Thank you for your advice. Compared RICE (my processor name) RTL and
MIPS RTL, I found the problem. Because of the subreg operations which
I missed to add support in my RTL. I noticed the mips rtl code which
will convert the QImode and HI mode to SImode operations. Like the
following:
(insn 28 26 29 2 (set (reg:QI 198)
(mem:QI (reg/v/f:SI 193 [ data ]) [0 S1 A8])) -1 (nil)
(nil))
(insn 29 28 30 2 (set (reg:SI 191 [ D.1099 ])
(zero_extend:SI (reg:QI 198))) -1 (nil)
(nil))
(insn 30 29 31 2 (set (reg:SI 199)
(lshiftrt:SI (reg:SI 191 [ D.1099 ])
(const_int 4 [0x4]))) -1 (nil)
(nil))
But in my port, the rtl code is like this:
(insn 25 23 26 2 (set (reg:QI 45 [ D.1059 ])

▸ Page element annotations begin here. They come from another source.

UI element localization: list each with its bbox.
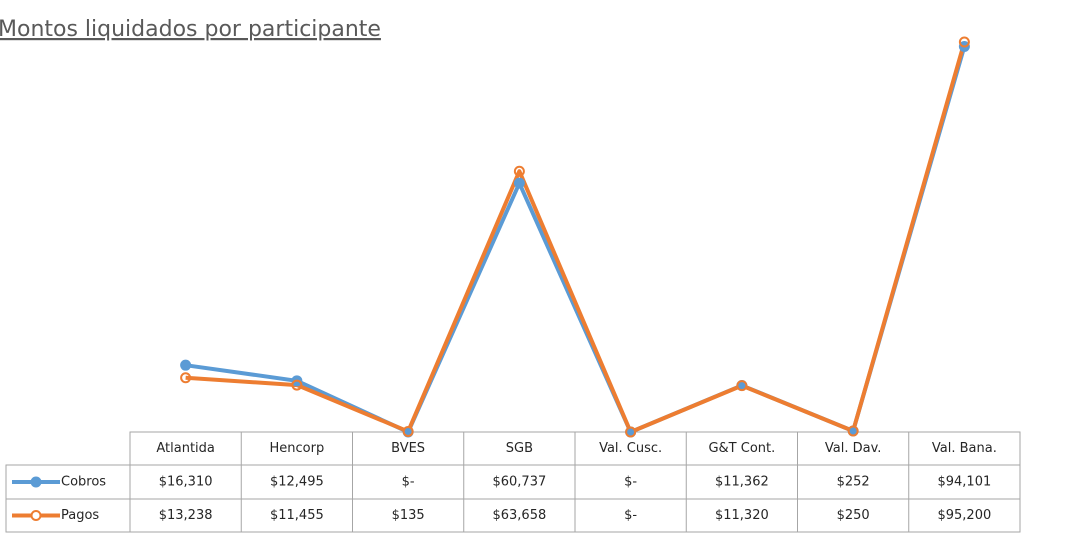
marker <box>847 425 859 437</box>
category-label: Val. Cusc. <box>599 441 662 456</box>
data-label: $11,362 <box>715 475 769 490</box>
data-label: $252 <box>837 475 870 490</box>
marker <box>180 359 192 371</box>
category-label: Val. Dav. <box>825 441 882 456</box>
category-label: SGB <box>506 441 533 456</box>
category-label: Hencorp <box>270 441 325 456</box>
data-label: $16,310 <box>159 475 213 490</box>
chart-title: Montos liquidados por participante <box>0 17 381 42</box>
marker <box>958 36 970 48</box>
data-label: $94,101 <box>937 475 991 490</box>
category-label: BVES <box>391 441 425 456</box>
marker <box>291 379 303 391</box>
data-label: $135 <box>392 508 425 523</box>
marker <box>513 165 525 177</box>
category-label: Val. Bana. <box>932 441 997 456</box>
data-label: $- <box>624 475 637 490</box>
data-label: $95,200 <box>937 508 991 523</box>
marker <box>625 426 637 438</box>
data-label: $11,455 <box>270 508 324 523</box>
data-label: $12,495 <box>270 475 324 490</box>
marker <box>180 372 192 384</box>
category-label: Atlantida <box>156 441 215 456</box>
legend-marker <box>30 510 42 521</box>
data-label: $60,737 <box>492 475 546 490</box>
series-line <box>185 41 967 434</box>
data-label: $11,320 <box>715 508 769 523</box>
legend-label: Cobros <box>61 475 106 490</box>
legend-label: Pagos <box>61 508 99 523</box>
data-label: $- <box>624 508 637 523</box>
data-label: $13,238 <box>159 508 213 523</box>
marker <box>402 425 414 437</box>
data-label: $63,658 <box>492 508 546 523</box>
legend-marker <box>30 476 42 488</box>
marker <box>736 380 748 392</box>
marker <box>513 177 525 189</box>
data-label: $250 <box>837 508 870 523</box>
data-label: $- <box>402 475 415 490</box>
category-label: G&T Cont. <box>708 441 775 456</box>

(mem:QI (reg/v/f:SI 47 [ data ]) [0 S1 A8])) -1 (nil)
(nil))
(insn 26 25 27 2 (set (reg:QI 50)
(lshiftrt:QI (reg:QI 45 [ D.1059 ])
(const_int 4 [0x4]))) -1 (nil)
(nil))
If I extend the QI operands, then do the shift operations, the logic
will be right.
But the question is how I make the gcc know to extend every smaller
mode to SImode. Now I check the MIPS port, maybe I can find some clue.
Thank you for your guys.
daniel.tian
2009/3/27 Ian Lance Taylor <[email protected]>:
> daniel tian <[email protected]> writes:
>
>> I am porting gcc to a 32bit RISC chip, and I met a logical
>> error with 16bit arithmetic operations in generating assemble code.

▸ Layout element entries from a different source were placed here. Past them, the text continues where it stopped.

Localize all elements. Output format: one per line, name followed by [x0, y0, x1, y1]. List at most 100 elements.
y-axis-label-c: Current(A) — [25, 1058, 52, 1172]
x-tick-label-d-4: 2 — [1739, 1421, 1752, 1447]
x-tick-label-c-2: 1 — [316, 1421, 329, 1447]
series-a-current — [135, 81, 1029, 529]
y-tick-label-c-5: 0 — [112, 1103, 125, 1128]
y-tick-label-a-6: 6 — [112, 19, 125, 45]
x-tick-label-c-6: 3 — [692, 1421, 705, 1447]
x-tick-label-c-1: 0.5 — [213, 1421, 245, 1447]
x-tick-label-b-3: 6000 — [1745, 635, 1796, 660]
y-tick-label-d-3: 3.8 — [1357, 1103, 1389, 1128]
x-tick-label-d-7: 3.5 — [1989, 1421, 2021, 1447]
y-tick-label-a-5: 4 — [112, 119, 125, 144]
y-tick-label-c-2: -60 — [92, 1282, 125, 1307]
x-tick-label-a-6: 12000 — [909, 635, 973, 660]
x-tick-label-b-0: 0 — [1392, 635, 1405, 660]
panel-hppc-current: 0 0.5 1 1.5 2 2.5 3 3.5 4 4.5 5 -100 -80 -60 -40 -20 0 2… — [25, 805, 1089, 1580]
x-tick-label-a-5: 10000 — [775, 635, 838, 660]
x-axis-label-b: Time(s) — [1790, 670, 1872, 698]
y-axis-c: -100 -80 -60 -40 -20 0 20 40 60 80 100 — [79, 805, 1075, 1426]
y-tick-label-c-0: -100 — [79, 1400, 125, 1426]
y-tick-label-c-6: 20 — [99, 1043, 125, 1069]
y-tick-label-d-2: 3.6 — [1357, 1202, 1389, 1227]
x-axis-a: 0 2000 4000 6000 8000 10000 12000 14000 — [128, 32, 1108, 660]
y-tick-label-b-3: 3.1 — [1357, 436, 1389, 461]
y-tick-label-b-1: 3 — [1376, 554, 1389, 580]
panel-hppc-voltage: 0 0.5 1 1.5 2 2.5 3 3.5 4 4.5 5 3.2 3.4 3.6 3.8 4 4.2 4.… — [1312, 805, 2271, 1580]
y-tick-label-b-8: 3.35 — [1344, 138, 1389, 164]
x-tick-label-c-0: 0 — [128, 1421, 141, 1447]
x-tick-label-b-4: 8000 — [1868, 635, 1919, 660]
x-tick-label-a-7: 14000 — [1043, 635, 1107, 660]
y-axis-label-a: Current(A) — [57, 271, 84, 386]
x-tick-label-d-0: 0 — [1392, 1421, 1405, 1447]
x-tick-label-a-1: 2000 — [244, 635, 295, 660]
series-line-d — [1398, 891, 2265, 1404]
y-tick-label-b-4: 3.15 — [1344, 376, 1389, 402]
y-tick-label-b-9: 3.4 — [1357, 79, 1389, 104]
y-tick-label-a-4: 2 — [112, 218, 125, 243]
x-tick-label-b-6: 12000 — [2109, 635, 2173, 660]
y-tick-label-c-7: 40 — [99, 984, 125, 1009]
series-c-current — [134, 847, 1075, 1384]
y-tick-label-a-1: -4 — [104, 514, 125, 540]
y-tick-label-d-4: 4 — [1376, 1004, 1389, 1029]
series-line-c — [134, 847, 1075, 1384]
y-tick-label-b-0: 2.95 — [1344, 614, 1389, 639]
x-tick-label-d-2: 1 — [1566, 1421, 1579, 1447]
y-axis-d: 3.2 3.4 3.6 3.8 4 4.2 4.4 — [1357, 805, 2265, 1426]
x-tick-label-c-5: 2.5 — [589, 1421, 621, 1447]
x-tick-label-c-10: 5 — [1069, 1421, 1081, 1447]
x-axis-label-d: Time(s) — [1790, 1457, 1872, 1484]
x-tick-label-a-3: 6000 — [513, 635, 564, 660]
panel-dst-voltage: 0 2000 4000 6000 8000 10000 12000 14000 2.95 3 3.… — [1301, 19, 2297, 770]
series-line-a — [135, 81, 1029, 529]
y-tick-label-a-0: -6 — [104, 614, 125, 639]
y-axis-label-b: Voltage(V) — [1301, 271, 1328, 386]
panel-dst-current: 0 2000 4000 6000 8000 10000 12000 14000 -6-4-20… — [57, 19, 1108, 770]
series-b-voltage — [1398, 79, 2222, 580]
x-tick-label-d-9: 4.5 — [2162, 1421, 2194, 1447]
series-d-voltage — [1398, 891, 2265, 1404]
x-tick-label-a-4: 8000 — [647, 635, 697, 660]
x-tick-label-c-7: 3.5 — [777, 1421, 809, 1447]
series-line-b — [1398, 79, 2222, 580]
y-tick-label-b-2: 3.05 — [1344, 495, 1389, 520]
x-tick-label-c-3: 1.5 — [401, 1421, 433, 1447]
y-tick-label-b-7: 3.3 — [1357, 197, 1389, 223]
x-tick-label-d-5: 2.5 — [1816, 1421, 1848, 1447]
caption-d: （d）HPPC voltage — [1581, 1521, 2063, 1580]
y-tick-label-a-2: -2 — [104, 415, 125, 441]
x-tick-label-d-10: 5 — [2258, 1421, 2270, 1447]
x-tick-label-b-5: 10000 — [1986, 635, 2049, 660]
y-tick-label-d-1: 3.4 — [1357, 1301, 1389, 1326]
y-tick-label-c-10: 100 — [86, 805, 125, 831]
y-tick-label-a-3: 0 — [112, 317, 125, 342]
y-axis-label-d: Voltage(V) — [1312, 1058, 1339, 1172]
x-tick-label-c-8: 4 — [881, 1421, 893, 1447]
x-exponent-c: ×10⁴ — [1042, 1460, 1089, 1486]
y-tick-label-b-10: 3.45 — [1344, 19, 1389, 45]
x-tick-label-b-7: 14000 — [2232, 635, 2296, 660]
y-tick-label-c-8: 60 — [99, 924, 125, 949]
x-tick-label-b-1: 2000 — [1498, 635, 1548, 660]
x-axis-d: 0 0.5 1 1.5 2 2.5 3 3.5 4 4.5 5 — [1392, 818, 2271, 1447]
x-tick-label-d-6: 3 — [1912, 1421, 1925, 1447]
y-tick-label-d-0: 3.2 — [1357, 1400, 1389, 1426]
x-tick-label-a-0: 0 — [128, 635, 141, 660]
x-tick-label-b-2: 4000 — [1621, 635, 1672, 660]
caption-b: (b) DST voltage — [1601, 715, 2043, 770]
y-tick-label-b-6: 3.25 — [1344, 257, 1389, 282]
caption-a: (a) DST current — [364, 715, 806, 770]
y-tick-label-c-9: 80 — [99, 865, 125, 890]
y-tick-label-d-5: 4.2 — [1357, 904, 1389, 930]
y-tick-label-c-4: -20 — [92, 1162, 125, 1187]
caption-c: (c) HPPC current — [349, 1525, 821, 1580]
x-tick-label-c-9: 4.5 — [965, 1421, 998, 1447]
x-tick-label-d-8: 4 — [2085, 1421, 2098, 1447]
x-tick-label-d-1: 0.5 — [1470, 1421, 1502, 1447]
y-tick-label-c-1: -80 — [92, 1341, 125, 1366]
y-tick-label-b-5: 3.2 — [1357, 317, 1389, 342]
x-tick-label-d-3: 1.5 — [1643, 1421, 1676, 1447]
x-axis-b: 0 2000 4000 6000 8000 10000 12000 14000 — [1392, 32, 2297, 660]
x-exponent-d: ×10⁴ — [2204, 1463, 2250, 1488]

>> the error is between two 16bit data movement(unsigned short).
>> While like A = B, A, and B are all unsigned short type. B is a
>> result of a series of computation, which may have value in high 16bit.
>> Because A , B are both HImode, so the move insn doesn't take zero
>> extend operation, so A will have value in high 16bit which will caused
>> a wrong result in computation.
>
> The relevant types in your code are "unsigned short". I assume that on
> your processor that is a 16 bit type. An variable of an unsigned 16 bit
> type can hold values from 0 to 0xffff, inclusive. There is nothing
> wrong with having the high bit be set in such a variable. It just means
> that the value is between 0x8000 and 0xffff.
>
>
>> ;; 1--> 23 R5=R6 0>>0xc :nothing
>> //R5 and R6 are both unsigned short type. But R6 will
>> have it's value in high 16bit because of series of logical operations
>> (AND, OR, XOR and so on). Doing it like this way will cause R5 also
>> being valued in high 16bit. This will cause a wrong value. The correct
>> one is : R5 = R2 0 >> 0xC. because R2 did zero extend in former insn
>>>From R6. But How I let gcc know it.
>
> No. 0>> means a logical right shift, not an arithmetic right shift
> (LSHIFTRT rathre than ASHIFTRT). When doing a logical right shift, the
> sign bit is moved right also; it is not sticky. This instruction is
> fine. Perhaps there is a problem in your implementation of LSHIFTRT.
>
> Ian
>